Produce Portal

Throughout the first two years of Growing Connections workshops and community outreach, there was a frequent request for an online communication portal that would both facilitate and streamline connections between growers and food programs. Since an important part of the Growing Connections program is to provide requested and useful resources to partners, the team took this idea to heart and considered what it would take to implement. The Growing Connections team knew the endeavor would take a group of passionate volunteers to get the website developed, designed, and launched. Luckily, they found an opportunity to explore this project in October 2016 when they submitted a proposal to Seattle GiveCamp, a national weekend hackathon. Their proposal outlined an idea for an online produce marketplace and communications hub that would be promoted to Northwest Harvest partner programs in counties in which Growing Connections had been active, and was accepted as a project. Over the course of that weekend in October, and during the next few months, the Growing Connections team worked closely with volunteer developers to build the Produce Portal, which is now available to eight counties throughout Washington state.

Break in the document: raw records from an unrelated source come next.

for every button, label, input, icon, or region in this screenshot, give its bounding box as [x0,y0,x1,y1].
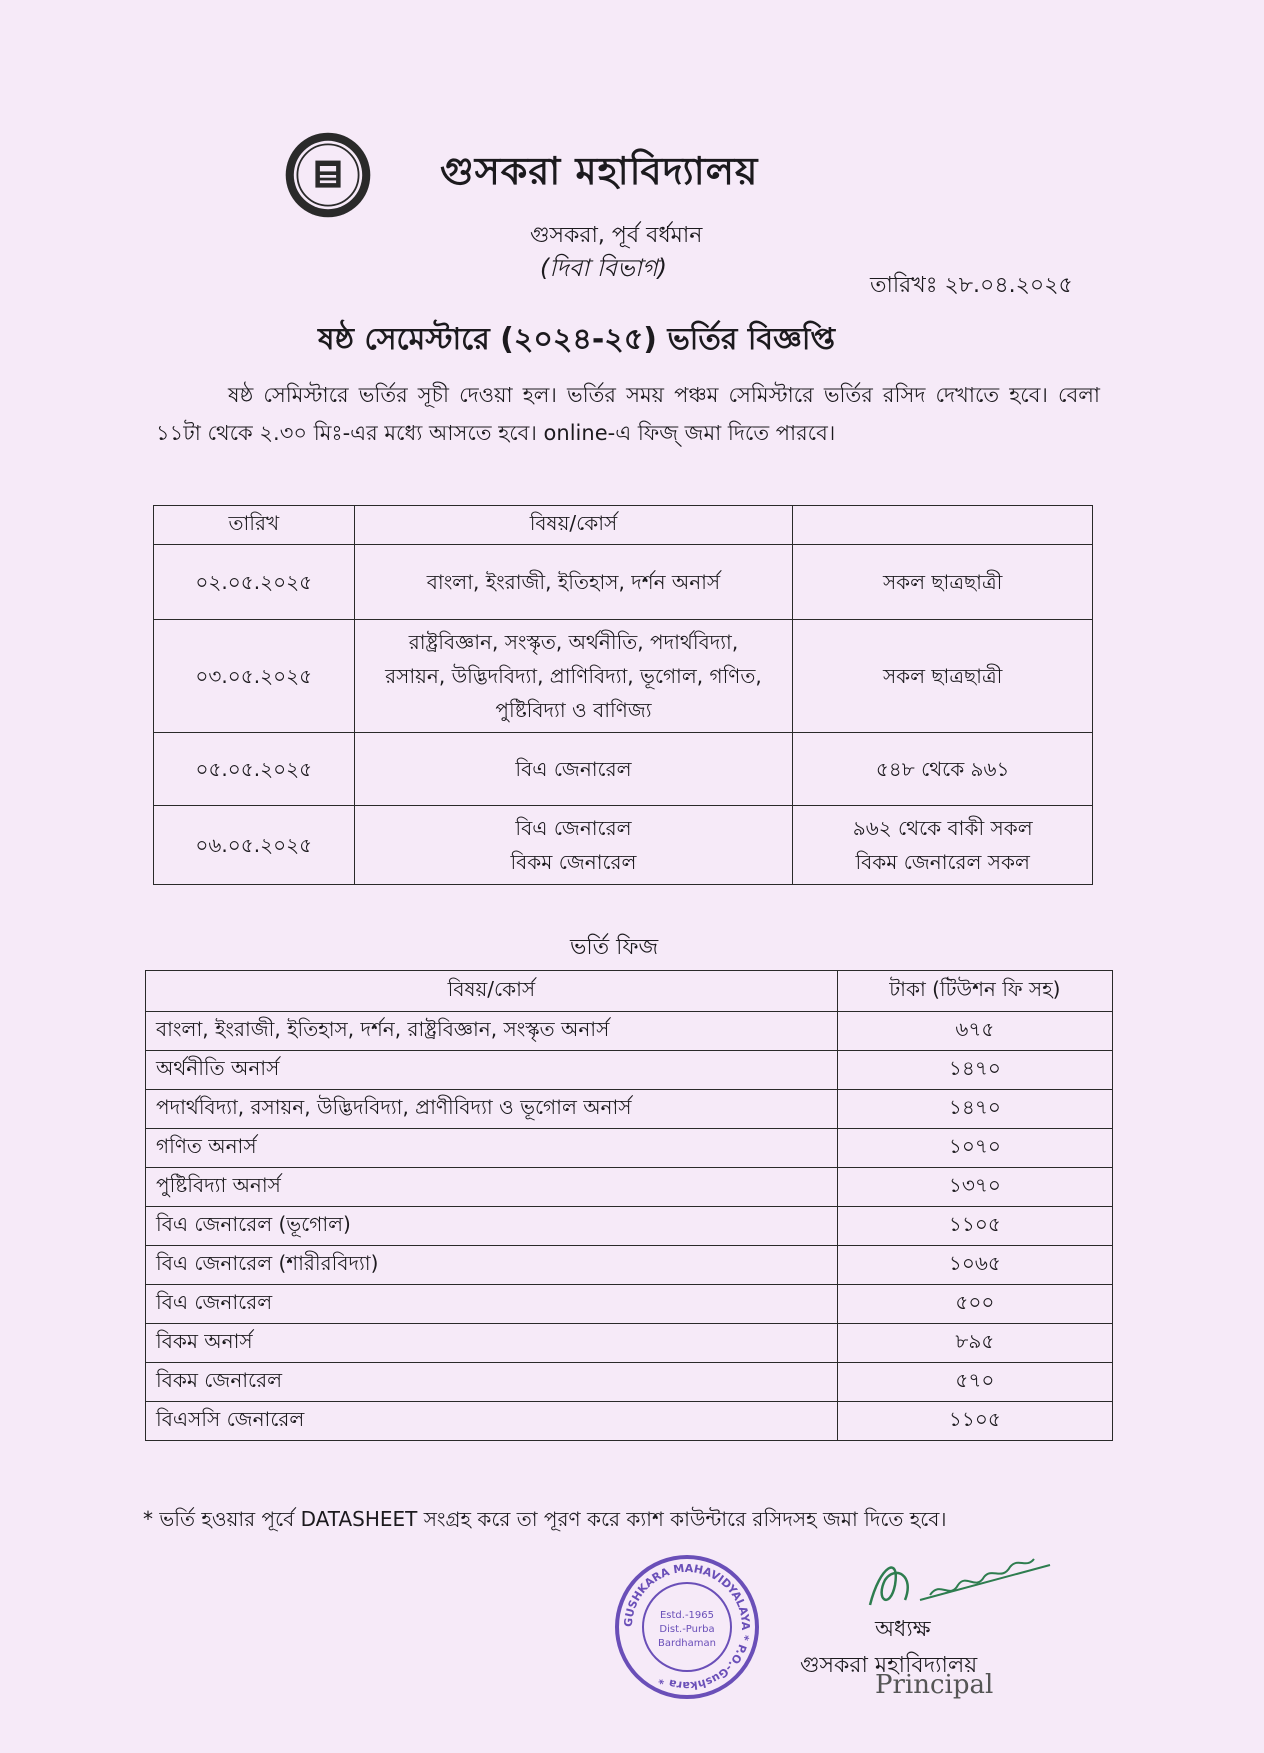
fee-course: অর্থনীতি অনার্স [146,1051,838,1090]
principal-title: অধ্যক্ষ [875,1617,931,1642]
fee-course: বিএ জেনারেল (শারীরবিদ্যা) [146,1246,838,1285]
table-header-row [154,506,1093,545]
fee-course: পুষ্টিবিদ্যা অনার্স [146,1168,838,1207]
principal-label: Principal [875,1670,994,1700]
college-logo [283,130,373,220]
admission-fee-table [145,970,1113,1441]
svg-text:GUSHKARA MAHAVIDYALAYA * P.O.-: GUSHKARA MAHAVIDYALAYA * P.O.-Gushkara * [621,1561,753,1693]
schedule-course: বিএ জেনারেল বিকম জেনারেল [354,806,793,885]
fee-amount: ১৪৭০ [837,1051,1112,1090]
column-header-course: বিষয়/কোর্স [146,971,838,1012]
table-header-row [146,971,1113,1012]
table-row [146,1207,1113,1246]
table-row [146,1246,1113,1285]
table-row [146,1324,1113,1363]
table-row [154,545,1093,620]
column-header-students [793,506,1093,545]
schedule-students: ৫৪৮ থেকে ৯৬১ [793,733,1093,806]
college-section: (দিবা বিভাগ) [540,254,667,282]
notice-date: তারিখঃ ২৮.০৪.২০২৫ [870,273,1073,298]
college-name: গুসকরা মহাবিদ্যালয় [440,149,759,193]
schedule-students: সকল ছাত্রছাত্রী [793,620,1093,733]
table-row [154,620,1093,733]
fee-amount: ৬৭৫ [837,1012,1112,1051]
svg-text:Dist.-Purba: Dist.-Purba [659,1624,715,1635]
fee-course: বিএসসি জেনারেল [146,1402,838,1441]
table-row [146,1129,1113,1168]
fee-course: বিএ জেনারেল (ভূগোল) [146,1207,838,1246]
table-row [146,1012,1113,1051]
principal-college: গুসকরা মহাবিদ্যালয় [800,1653,978,1678]
table-row [146,1090,1113,1129]
fee-course: পদার্থবিদ্যা, রসায়ন, উদ্ভিদবিদ্যা, প্রাণীবিদ্যা ও ভূগোল অনার্স [146,1090,838,1129]
table-row [146,1051,1113,1090]
svg-text:Bardhaman: Bardhaman [658,1638,716,1649]
schedule-date: ০৫.০৫.২০২৫ [154,733,355,806]
table-row [146,1363,1113,1402]
column-header-course: বিষয়/কোর্স [354,506,793,545]
fee-course: গণিত অনার্স [146,1129,838,1168]
table-row [154,733,1093,806]
college-seal-stamp [612,1552,762,1702]
fee-course: বিএ জেনারেল [146,1285,838,1324]
admission-schedule-table [153,505,1093,885]
column-header-amount: টাকা (টিউশন ফি সহ) [837,971,1112,1012]
schedule-students: সকল ছাত্রছাত্রী [793,545,1093,620]
schedule-date: ০৬.০৫.২০২৫ [154,806,355,885]
table-row [154,806,1093,885]
fee-course: বাংলা, ইংরাজী, ইতিহাস, দর্শন, রাষ্ট্রবিজ্ঞান, সংস্কৃত অনার্স [146,1012,838,1051]
fee-amount: ১৩৭০ [837,1168,1112,1207]
college-address: গুসকরা, পূর্ব বর্ধমান [530,223,703,248]
fee-course: বিকম অনার্স [146,1324,838,1363]
schedule-date: ০৩.০৫.২০২৫ [154,620,355,733]
schedule-students: ৯৬২ থেকে বাকী সকল বিকম জেনারেল সকল [793,806,1093,885]
fee-table-title: ভর্তি ফিজ [570,935,659,960]
fee-amount: ৫০০ [837,1285,1112,1324]
schedule-course: বাংলা, ইংরাজী, ইতিহাস, দর্শন অনার্স [354,545,793,620]
fee-amount: ১৪৭০ [837,1090,1112,1129]
fee-amount: ১০৭০ [837,1129,1112,1168]
fee-course: বিকম জেনারেল [146,1363,838,1402]
schedule-course: রাষ্ট্রবিজ্ঞান, সংস্কৃত, অর্থনীতি, পদার্থবিদ্যা, রসায়ন, উদ্ভিদবিদ্যা, প্রাণিবিদ্যা, ভূগোল, গণিত, পুষ্টিবিদ্যা ও বাণিজ্য [354,620,793,733]
table-row [146,1285,1113,1324]
fee-amount: ১১০৫ [837,1207,1112,1246]
fee-amount: ১১০৫ [837,1402,1112,1441]
schedule-course: বিএ জেনারেল [354,733,793,806]
fee-amount: ৮৯৫ [837,1324,1112,1363]
footnote: * ভর্তি হওয়ার পূর্বে DATASHEET সংগ্রহ করে তা পূরণ করে ক্যাশ কাউন্টারে রসিদসহ জমা দিতে হবে। [143,1507,947,1531]
table-row [146,1402,1113,1441]
notice-body: ষষ্ঠ সেমিস্টারে ভর্তির সূচী দেওয়া হল। ভর্তির সময় পঞ্চম সেমিস্টারে ভর্তির রসিদ দেখাতে হবে। বেলা ১১টা থেকে ২.৩০ মিঃ-এর মধ্যে আসতে হবে। online-এ ফিজ্ জমা দিতে পারবে। [156,383,1100,445]
svg-text:Estd.-1965: Estd.-1965 [659,1610,715,1621]
fee-amount: ৫৭০ [837,1363,1112,1402]
column-header-date: তারিখ [154,506,355,545]
table-row [146,1168,1113,1207]
fee-amount: ১০৬৫ [837,1246,1112,1285]
schedule-date: ০২.০৫.২০২৫ [154,545,355,620]
notice-title: ষষ্ঠ সেমেস্টারে (২০২৪-২৫) ভর্তির বিজ্ঞপ্তি [318,322,836,357]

The most important element in developing the site was to effectively turn the desires the Growing Connections team had heard in conversations into an interactive, appealing, and easy to use online platform. This meant the team was constantly asking for feedback from members on the site, and from organizations with which they work closely. While the site is still in its initial launch phase, the feedback that was received during the 2017 outreach campaign will hopefully make the site into what Growing Connections participants had originally imagined. As of winter 2018, the site will include the following functionalities:

  • Profile pages for food programs and growers;
  • A food program "wish list" that highlights the produce that food program participants most desire, including culturally appropriate foods;
  • A notification system that informs food programs by phone and by email about new food available in their communities;
  • The ability for growers to post produce either for sale or for donation;
  • Guidelines about how to use the site and what is permitted on the site;
  • Operating hours for food programs and farmers markets.

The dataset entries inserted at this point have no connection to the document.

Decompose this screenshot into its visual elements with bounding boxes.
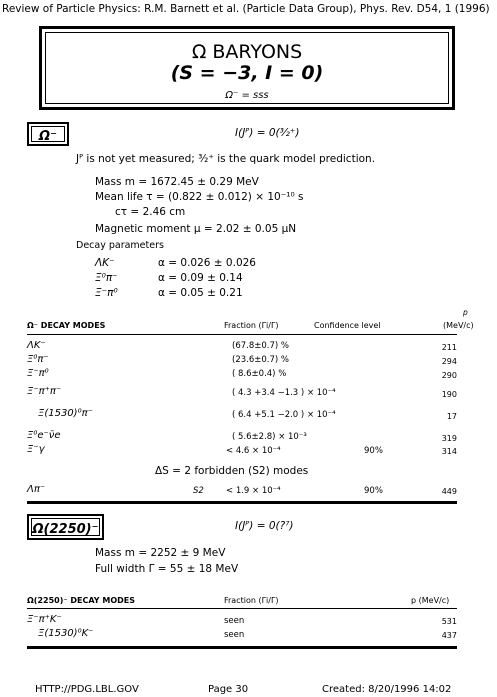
decay-momentum: 531 (441, 617, 457, 626)
decay-momentum: 319 (441, 434, 457, 443)
omega2250-particle-box (27, 514, 104, 540)
decay-momentum: 211 (441, 343, 457, 352)
forbidden-tag: S2 (193, 486, 204, 496)
decay-fraction: < 1.9 × 10⁻⁴ (226, 486, 281, 496)
decay-mode: Ξ(1530)⁰K⁻ (38, 628, 94, 639)
decay-mode: ΛK⁻ (27, 340, 46, 351)
decay-fraction: ( 4.3 +3.4 −1.3 ) × 10⁻⁴ (232, 388, 336, 398)
decay-mode: Ξ⁰π⁻ (27, 354, 49, 365)
title-line3: Ω⁻ = sss (225, 90, 269, 101)
omega-quantum-numbers: I(Jᴾ) = 0(³⁄₂⁺) (235, 127, 300, 139)
footer-url[interactable]: HTTP://PDG.LBL.GOV (35, 684, 139, 695)
decay-param-value: α = 0.026 ± 0.026 (158, 257, 256, 269)
decay-mode: Λπ⁻ (27, 484, 46, 495)
decay-mode: Ξ⁰e⁻ν̄e (27, 430, 61, 441)
decay-param-value: α = 0.09 ± 0.14 (158, 272, 243, 284)
p-column-symbol: p (463, 308, 468, 317)
title-line1: Ω BARYONS (191, 41, 303, 63)
omega-mass: Mass m = 1672.45 ± 0.29 MeV (95, 176, 259, 188)
omega2250-modes-header: Ω(2250)⁻ DECAY MODES (27, 596, 135, 605)
decay-momentum: 17 (446, 412, 457, 421)
title-box-inner (45, 32, 449, 104)
decay-momentum: 314 (441, 447, 457, 456)
decay-fraction: ( 8.6±0.4) % (232, 369, 287, 379)
table-rule (27, 334, 457, 335)
forbidden-modes-title: ΔS = 2 forbidden (S2) modes (155, 465, 309, 477)
decay-fraction: ( 5.6±2.8) × 10⁻³ (232, 432, 307, 442)
decay-confidence: 90% (364, 446, 383, 456)
omega2250-quantum-numbers: I(Jᴾ) = 0(?⁷) (235, 520, 294, 532)
decay-confidence: 90% (364, 486, 383, 496)
decay-momentum: 290 (441, 371, 457, 380)
decay-param-mode: Ξ⁰π⁻ (95, 272, 118, 284)
section-thick-rule (27, 646, 457, 649)
decay-fraction: (23.6±0.7) % (232, 355, 289, 365)
omega-mean-life: Mean life τ = (0.822 ± 0.012) × 10⁻¹⁰ s (95, 191, 304, 203)
decay-mode: Ξ(1530)⁰π⁻ (38, 408, 93, 419)
decay-fraction: (67.8±0.7) % (232, 341, 289, 351)
omega2250-particle-name: Ω(2250)⁻ (32, 522, 99, 537)
confidence-header: Confidence level (314, 321, 381, 330)
omega2250-width: Full width Γ = 55 ± 18 MeV (95, 563, 239, 575)
citation-header: Review of Particle Physics: R.M. Barnett et al. (Particle Data Group), Phys. Rev. D54, 1 (1996) (2, 3, 490, 15)
section-thick-rule (27, 501, 457, 504)
omega-ctau: cτ = 2.46 cm (115, 206, 186, 218)
omega-modes-header: Ω⁻ DECAY MODES (27, 321, 106, 330)
table-rule (27, 608, 457, 609)
omega2250-fraction-header: Fraction (Γi/Γ) (224, 596, 279, 605)
decay-param-mode: Ξ⁻π⁰ (95, 287, 118, 299)
decay-momentum: 449 (441, 487, 457, 496)
omega-magnetic-moment: Magnetic moment μ = 2.02 ± 0.05 μN (95, 223, 297, 235)
decay-mode: Ξ⁻π⁺π⁻ (27, 386, 62, 397)
decay-mode: Ξ⁻γ (27, 444, 45, 455)
decay-fraction: seen (224, 616, 245, 626)
decay-params-title: Decay parameters (76, 240, 164, 251)
omega2250-p-header: p (MeV/c) (411, 596, 450, 605)
decay-momentum: 294 (441, 357, 457, 366)
fraction-header: Fraction (Γi/Γ) (224, 321, 279, 330)
title-box (39, 26, 455, 110)
omega-jp-note: Jᴾ is not yet measured; ³⁄₂⁺ is the quark model prediction. (76, 153, 376, 165)
omega2250-mass: Mass m = 2252 ± 9 MeV (95, 547, 226, 559)
decay-param-mode: ΛK⁻ (95, 257, 115, 269)
decay-fraction: < 4.6 × 10⁻⁴ (226, 446, 281, 456)
p-unit-header: (MeV/c) (443, 321, 474, 330)
decay-momentum: 190 (441, 390, 457, 399)
decay-param-value: α = 0.05 ± 0.21 (158, 287, 243, 299)
decay-fraction: seen (224, 630, 245, 640)
decay-fraction: ( 6.4 +5.1 −2.0 ) × 10⁻⁴ (232, 410, 336, 420)
title-line2: (S = −3, I = 0) (170, 62, 324, 84)
omega-particle-name: Ω⁻ (39, 129, 57, 144)
decay-mode: Ξ⁻π⁰ (27, 368, 49, 379)
footer-created: Created: 8/20/1996 14:02 (322, 684, 452, 695)
decay-momentum: 437 (441, 631, 457, 640)
omega-particle-box (27, 122, 69, 146)
footer-page: Page 30 (208, 684, 249, 695)
decay-mode: Ξ⁻π⁺K⁻ (27, 614, 62, 625)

For groups outside Washington state that might be interested in creating their own website, the code associated with Northwest Harvest's Produce Portal is available on GitHub, an online code repository. To find our profile, you can search NW-Harvest/NWHarvest. If you're working or volunteering with an organization that does not have the capability (or the financial resources) to either develop a site internally, or hire a developer to create the site, there are many organizations and individuals that are interested in using their coding, web development, and web design skills for good. One umbrella organization that has hackathons across the U.S. is Code for America, which works on a variety of projects. You can visit their site to see if your community has a local branch, or see if other branches are working on projects that might have open source code available on GitHub that you could use. If you're in the Seattle area, Open Seattle is a meetup group that gathers every month to work on existing projects, and to help new projects get off the ground. A member of the Growing Connections team went to an Open Seattle meeting and pitched the Produce Portal to bring a new volunteer developer onto their team to help with website updates.